Port Authority delays vote on Silverstein’s WTC funds — again

Stalling could lead developer to seek out private financing for 3 World Trade Center

New York /
May.May 28, 2014 11:58 AM

The Port Authority of New York & New Jersey yet again tabled a vote on whether to provide a $1.2 billion subsidy for Silverstein Properties’ development of 3 World Trade Center. The decision to stall appears to be triggered by a lack of support for the aid package. The lack of action may also mean that Larry Silverstein will now have to turn to the private sector to help him fund construction of the $2.4 billion tower.
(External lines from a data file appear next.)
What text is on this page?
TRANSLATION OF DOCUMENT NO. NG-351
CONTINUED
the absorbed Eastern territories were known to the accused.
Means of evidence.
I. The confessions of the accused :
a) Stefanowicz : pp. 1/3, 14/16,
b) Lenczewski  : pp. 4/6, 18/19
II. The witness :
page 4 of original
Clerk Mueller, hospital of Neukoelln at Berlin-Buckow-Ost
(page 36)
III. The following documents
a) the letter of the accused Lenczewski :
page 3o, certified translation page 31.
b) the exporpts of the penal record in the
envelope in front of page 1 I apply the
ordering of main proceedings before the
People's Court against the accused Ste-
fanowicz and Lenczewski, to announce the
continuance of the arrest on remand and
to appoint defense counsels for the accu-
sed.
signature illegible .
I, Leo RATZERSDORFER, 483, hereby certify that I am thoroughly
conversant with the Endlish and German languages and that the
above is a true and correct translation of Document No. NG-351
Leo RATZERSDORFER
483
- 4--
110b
This is the third time the vote has been delayed. Port Authority vice chairman Scott Rechler, who is also the head of development firm RXR Realty, said that he had a “very high degree of confidence” that the Port and Silverstein Properties could put together a structure that would allow Silverstein to build the tower and bring its anchor tenant GroupM to Lower Manhattan. Rechler added that the Port Authority’s focus would now be on developing a “hybrid proposal that implements private sector funding, reduces the Port’s exposure, and enables us to move forward with the development.”

“There have been a lot of zigs and zags but ultimately we have been successful,” said Rechler, who commended the developer for “meeting the hurdles that have been put in front of them.”
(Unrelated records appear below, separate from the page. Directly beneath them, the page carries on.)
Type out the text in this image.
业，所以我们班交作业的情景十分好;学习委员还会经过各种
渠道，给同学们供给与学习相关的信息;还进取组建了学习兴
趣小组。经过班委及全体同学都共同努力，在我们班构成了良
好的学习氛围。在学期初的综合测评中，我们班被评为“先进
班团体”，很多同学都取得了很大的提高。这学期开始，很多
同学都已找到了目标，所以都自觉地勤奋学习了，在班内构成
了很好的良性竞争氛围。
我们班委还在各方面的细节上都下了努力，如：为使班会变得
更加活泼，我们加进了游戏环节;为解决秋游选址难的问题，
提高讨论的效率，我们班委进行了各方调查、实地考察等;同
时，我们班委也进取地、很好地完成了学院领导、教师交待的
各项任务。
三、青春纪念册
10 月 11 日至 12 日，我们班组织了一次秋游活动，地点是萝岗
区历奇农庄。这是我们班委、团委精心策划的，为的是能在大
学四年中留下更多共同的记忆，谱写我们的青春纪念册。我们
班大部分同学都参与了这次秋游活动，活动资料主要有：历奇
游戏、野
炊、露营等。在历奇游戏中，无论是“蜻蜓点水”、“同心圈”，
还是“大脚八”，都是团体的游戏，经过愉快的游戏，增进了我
Silverstein said in a statement that “having agreed to the requests conveyed by Port Authority leadership, we are surprised that the discussions did not yield a successful resolution. We remain committed to working with the Port Authority to reach an agreement that accomplishes our shared mission of building 3 WTC.”

GroupM committed to take about 516,000 square feet at the 2.5 million-square-foot, 80-story tower in December. Silverstein may now be faced with the task of reassuring its anchor tenant that the tower will indeed be built.

Some Port Authority officials, including Rechler and executive director Patrick Foye, had been negotiating last month for the agency to take an ownership interest in the tower, as an additional sweetener to raise its financing guarantee to $1.2 billion from the current $200 million. Other agency officials, most prominently Ken Lipper, have said that the agency has no business backing the tower and should focus its resources on transit projects.